The Chancellor’s approach will provide scant support to those with the least and very modest support to those with more.
It’s hard to see the logic.
Scotland has an opportunity to provide fairer support for families
In one sense, however, his approach did provide a chink of light for struggling families in Scotland.
As the council tax system is devolved, the £150 rebate will not apply in Scotland.
Instead £290 million was transferred to the Scottish Government to allow it to provide its own solution.
The Finance Secretary, Kate Forbes, is set to confirm details of how she intends to combat the energy price rise on Thursday February 10.
This is an opportunity to stand-up for low-income families that the Scottish Government must not miss.
To mirror the Chancellor’s approach would be to copy his mistakes – to spread the support too thinly, through a council tax system that almost every politician in Scotland argues is unfair (however reluctant they are to reform it).
The Scottish Government now has more levers at its hands than ever before to ease the pressures on low-income families.
Through the Scottish Child Payment, they can directly support families with children, whose bills are likely to go up by about £800.
Other groups are also at risk from energy rise
However, our analysis from last week shows that even with the modest help provided in England, a single adult will have to spend nearly 50% of their income on their energy bills.
It’s single people who make up the largest group relying on foodbanks.
And for those who are carers or who have long-term conditions or disabilities, choices between heating and eating raise immediate risks to their health.
Kate Forbes faces a daunting task in deciding how to distribute that £290 million with glaring needs across the population.
The key is targeting and level of support.
We argued at a UK level for a £500 grant provided through the UK’s social security system as the best means of quickly targeting support to those who need it the most.
£500 was the average increase in bills for low-income households and this payment method would have meant people could have received it without having to apply.
Kate Forbes should look to the levers at the Scottish Government’s hands to do the same.
I think taking a whole week to decide how to spend £300m is hardly outrageous. Should give SG time to target a scheme much more than UKG did. Simply copying the UKG council tax rebate would be a wasted opportunity – this is what devolution is for. https://t.co/TiGjg82iI9
— Chris Birt (@cdbirt) February 5, 2022
These include the Scottish Child Payment, council tax reduction and the mechanisms used during the pandemic in partnership with councils.
Scottish Government must tackle deeper-rooted problems of poverty
If Kate Forbes does take a different approach to Rishi Sunak she could target support at those who need it most, in a way the Chancellor has failed to do.

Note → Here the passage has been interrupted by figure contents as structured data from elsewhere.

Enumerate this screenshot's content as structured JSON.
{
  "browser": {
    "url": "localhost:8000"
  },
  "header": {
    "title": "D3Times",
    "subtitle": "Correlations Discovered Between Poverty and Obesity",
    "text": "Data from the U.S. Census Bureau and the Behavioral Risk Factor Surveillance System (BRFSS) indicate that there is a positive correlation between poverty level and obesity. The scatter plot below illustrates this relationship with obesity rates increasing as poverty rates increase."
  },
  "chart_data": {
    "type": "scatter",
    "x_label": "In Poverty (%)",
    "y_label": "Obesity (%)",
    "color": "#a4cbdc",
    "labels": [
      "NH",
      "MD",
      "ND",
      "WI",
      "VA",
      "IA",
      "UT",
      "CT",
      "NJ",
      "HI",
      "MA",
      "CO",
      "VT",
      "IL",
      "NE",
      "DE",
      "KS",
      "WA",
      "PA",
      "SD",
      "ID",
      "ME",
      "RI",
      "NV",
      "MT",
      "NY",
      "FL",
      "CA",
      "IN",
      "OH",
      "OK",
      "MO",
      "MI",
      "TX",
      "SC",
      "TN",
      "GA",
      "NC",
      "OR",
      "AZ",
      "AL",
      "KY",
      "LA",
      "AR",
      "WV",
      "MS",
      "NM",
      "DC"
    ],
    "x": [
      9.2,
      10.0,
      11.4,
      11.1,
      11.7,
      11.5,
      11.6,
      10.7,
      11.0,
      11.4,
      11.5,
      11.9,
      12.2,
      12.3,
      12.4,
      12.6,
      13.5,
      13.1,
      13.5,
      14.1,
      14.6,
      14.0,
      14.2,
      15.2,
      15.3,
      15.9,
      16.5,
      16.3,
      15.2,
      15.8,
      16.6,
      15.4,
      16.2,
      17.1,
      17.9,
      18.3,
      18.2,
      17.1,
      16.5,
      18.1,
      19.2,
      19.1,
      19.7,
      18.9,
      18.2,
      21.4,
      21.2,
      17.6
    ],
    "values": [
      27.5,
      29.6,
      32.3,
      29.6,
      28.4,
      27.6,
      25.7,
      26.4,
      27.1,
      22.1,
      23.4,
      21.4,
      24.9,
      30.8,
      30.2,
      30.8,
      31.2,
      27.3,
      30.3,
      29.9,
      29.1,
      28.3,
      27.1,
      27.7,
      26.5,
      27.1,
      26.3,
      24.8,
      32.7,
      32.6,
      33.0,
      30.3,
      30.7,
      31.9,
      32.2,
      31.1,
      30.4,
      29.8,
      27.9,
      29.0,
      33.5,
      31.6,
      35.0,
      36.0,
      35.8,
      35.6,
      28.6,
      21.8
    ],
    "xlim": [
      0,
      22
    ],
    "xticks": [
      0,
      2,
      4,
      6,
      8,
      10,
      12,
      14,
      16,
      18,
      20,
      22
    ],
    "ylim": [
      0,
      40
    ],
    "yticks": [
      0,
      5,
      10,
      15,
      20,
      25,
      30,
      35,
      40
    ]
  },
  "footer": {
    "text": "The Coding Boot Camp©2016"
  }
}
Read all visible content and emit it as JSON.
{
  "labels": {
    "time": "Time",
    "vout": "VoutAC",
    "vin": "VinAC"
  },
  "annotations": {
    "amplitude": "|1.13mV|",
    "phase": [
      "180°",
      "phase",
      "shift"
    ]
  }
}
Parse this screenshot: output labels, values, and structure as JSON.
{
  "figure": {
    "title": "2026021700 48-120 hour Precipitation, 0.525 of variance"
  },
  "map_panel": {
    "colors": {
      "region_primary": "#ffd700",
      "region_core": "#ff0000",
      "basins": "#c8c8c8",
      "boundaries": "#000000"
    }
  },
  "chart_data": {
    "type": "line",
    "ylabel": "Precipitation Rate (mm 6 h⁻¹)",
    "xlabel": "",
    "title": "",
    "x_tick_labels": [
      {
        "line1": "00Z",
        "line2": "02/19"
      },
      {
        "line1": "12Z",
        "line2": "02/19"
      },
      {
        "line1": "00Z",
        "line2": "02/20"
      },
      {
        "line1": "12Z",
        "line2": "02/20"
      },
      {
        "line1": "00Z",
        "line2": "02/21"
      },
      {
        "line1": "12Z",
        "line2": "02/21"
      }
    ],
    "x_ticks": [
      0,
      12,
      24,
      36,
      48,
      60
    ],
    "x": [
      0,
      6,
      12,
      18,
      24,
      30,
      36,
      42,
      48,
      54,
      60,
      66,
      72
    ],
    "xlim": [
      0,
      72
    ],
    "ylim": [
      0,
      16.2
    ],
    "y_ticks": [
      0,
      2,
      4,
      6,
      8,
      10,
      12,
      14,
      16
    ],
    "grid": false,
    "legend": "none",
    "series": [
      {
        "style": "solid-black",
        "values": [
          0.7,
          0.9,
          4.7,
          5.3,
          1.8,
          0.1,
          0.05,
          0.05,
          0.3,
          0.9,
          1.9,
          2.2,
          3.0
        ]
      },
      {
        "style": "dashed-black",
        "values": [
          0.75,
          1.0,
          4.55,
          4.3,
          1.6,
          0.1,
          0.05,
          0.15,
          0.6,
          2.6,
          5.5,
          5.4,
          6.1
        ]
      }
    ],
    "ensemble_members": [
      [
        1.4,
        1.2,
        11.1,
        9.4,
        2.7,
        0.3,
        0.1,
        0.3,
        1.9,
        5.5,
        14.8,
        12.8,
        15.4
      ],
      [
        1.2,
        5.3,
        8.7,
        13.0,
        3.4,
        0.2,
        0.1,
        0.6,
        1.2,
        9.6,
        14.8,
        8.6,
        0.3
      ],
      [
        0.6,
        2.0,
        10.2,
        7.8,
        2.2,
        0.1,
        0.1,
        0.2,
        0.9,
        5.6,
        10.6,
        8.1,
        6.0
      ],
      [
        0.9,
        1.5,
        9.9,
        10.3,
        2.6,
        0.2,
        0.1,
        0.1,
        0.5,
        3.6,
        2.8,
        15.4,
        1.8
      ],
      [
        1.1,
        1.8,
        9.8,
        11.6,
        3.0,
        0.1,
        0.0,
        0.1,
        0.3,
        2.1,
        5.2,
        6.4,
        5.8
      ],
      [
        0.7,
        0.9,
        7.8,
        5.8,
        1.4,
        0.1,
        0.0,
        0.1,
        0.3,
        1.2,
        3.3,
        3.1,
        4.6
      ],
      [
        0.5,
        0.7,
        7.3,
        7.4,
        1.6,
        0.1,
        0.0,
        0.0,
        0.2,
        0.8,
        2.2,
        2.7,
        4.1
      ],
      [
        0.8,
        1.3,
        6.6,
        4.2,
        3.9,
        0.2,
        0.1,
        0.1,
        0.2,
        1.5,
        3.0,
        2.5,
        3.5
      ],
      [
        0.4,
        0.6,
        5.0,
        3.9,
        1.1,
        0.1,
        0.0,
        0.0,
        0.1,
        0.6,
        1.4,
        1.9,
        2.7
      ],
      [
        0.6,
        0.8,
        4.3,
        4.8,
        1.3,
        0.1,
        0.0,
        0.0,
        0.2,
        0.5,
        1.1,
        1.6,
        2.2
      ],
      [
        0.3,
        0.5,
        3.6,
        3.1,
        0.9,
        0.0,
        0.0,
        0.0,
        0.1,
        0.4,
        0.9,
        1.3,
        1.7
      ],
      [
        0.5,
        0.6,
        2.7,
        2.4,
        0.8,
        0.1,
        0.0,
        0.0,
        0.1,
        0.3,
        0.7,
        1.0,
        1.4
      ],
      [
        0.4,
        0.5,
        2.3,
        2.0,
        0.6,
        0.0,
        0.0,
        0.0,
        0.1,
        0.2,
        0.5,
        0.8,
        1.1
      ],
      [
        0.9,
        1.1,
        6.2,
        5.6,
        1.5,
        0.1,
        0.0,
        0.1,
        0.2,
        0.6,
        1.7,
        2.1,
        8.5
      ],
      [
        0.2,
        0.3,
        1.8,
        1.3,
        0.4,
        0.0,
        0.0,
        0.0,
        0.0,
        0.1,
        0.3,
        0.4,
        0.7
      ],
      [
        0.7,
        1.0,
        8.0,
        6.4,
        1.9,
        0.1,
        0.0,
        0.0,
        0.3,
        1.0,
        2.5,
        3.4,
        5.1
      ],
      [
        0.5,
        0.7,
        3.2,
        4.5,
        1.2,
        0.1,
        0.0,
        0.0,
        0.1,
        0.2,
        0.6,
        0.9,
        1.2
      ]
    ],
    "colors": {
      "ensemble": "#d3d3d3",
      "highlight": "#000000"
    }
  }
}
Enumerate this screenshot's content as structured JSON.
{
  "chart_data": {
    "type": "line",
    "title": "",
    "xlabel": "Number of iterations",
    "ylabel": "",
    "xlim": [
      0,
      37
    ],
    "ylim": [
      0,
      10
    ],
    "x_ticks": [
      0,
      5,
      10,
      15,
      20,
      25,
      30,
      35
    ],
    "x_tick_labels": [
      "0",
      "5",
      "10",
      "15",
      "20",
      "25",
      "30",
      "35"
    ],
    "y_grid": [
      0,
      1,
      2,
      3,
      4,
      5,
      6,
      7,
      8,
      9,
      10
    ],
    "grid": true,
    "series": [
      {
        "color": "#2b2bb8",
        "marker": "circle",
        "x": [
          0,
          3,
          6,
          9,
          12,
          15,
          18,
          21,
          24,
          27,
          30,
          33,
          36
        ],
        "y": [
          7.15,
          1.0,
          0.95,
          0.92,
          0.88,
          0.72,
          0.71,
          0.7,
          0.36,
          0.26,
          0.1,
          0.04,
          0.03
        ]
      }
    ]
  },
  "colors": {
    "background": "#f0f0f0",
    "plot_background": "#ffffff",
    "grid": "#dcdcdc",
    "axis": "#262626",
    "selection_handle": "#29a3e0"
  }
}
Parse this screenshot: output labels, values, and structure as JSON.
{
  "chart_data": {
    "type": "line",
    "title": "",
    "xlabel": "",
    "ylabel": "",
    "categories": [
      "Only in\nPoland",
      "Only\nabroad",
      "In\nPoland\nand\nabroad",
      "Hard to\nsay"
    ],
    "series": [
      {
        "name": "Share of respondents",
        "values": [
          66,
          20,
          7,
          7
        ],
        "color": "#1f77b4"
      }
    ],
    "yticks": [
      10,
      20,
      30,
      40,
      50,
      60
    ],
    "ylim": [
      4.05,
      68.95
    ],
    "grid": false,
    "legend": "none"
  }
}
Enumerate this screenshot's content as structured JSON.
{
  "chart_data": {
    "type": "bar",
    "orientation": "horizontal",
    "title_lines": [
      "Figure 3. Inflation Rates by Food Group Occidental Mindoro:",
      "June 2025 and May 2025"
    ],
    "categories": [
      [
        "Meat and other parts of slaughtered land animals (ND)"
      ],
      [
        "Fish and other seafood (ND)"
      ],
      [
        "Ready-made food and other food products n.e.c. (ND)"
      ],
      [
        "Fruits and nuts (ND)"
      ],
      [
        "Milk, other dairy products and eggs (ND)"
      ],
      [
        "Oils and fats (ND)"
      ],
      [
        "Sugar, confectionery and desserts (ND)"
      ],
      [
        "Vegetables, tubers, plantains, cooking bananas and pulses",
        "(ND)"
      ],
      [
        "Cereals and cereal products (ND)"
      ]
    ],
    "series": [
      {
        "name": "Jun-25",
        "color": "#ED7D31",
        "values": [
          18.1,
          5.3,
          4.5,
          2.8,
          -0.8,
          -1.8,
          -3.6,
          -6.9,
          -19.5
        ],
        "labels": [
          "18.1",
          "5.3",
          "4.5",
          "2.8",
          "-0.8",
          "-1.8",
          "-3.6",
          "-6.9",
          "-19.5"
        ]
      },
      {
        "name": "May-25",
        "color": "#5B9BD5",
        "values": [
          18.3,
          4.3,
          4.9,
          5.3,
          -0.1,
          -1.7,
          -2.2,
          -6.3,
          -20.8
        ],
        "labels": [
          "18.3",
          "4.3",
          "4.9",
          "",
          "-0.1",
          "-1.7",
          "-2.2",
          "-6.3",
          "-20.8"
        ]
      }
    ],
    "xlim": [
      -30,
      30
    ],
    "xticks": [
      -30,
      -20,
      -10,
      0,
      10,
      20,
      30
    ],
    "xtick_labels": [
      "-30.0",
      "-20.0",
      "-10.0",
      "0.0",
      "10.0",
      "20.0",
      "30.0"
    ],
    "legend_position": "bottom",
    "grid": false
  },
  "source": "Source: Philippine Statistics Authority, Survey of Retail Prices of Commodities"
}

But the challenge to the Scottish Government does not end here.
It is the high levels of poverty in Scotland that make this rise in the cost of living a crisis.
Too often Scottish Ministers argue that they do not hold the major levers to make change in these areas.
This is only partly true.
But they could still make different choices with the powers they do have.
This crisis and looming child poverty targets mean this is a challenge that is not going away.
Chris Birt is Associate Director for Scotland at the Joseph Rowntree Foundation.